Our client worked for a New York State-run psychiatric program until October 2020 when she was terminated due to loss of funding during the onset of the COVID-19 pandemic. Our client had a self-funded health insurance plan through her job and coverage was set to end a month after her termination. Our client was approved for Medicaid once she believed her employer-provided health insurance ended. However, the New York State of Health (NYSOH) sent her notice that she could not enroll into a Medicaid managed care plan because she was still enrolled in her prior plan. Our client did, however, qualify for Medicaid fee-for-service as secondary insurance. When our client attempted to disenroll from the employer-provided plan she was told that her employer would have to terminate her coverage and that she could not do so unilaterally. Our client made numerous attempts to contact her former employer’s HR department but never received a call back. Our client needed medical attention during this time, so she continued to use her employer-provided insurance with Medicaid fee-for-service. Between 2020 and 2022, our client went a step further and confirmed her coverage by calling plan provided by her previous employer before most, if not all her doctor visits.
In January 2023, our client called her plan before a medical appointment and was told that her former employer terminated her coverage retroactively to November 2020. Our client received a COBRA notice dated 2023 indicating that in 2020 she experienced a COBRA-qualifying event and that she would have to pay over $800/month retroactively to 2020 to receive coverage.

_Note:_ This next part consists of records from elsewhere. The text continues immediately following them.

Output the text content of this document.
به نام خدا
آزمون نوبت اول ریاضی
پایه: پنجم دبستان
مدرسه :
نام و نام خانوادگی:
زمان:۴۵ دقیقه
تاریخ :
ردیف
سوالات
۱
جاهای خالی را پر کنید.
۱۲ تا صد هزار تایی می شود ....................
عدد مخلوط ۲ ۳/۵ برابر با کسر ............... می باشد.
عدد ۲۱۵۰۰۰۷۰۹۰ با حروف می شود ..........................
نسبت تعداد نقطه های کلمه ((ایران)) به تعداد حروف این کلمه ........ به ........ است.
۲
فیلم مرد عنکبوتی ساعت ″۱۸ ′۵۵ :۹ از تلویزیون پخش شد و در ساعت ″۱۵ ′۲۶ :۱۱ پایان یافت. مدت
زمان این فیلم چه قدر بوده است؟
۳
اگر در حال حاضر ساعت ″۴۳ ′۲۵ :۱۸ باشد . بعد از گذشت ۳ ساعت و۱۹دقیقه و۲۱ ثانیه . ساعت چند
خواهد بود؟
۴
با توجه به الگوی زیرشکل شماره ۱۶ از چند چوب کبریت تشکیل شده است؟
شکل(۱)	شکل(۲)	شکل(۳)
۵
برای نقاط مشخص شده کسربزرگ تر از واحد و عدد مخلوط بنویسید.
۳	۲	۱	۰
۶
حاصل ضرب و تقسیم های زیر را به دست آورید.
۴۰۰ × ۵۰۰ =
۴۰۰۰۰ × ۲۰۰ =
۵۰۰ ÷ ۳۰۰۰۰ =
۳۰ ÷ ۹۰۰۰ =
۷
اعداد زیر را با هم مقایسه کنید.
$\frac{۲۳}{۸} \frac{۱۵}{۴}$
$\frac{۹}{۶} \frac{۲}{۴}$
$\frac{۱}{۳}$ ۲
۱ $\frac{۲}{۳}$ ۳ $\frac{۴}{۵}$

Our client cannot afford to pay retroactively for COBRA because most, if not all, of the medical providers she saw between 2020-2022 do not accept Medicaid fee-for-service. Our client is now responsible for all doctors’ fees billed during her non-coverage period, which she cannot afford.
Initial research by our Health Law Unit on the COBRA FAQ on the NYS Department of Financial Services website indicates that employers are supposed to send COBRA notification within 30 days of the qualifying event. Furthermore, our client was supposed to receive a COBRA letter 30 days after her job loss and not three years after the fact.
Our Health Law Unit advocates seek pro bono co-counsel to explore what steps our client should take to address the failure of her prior employer and represent our client on the relevant advocacy and potential litigation.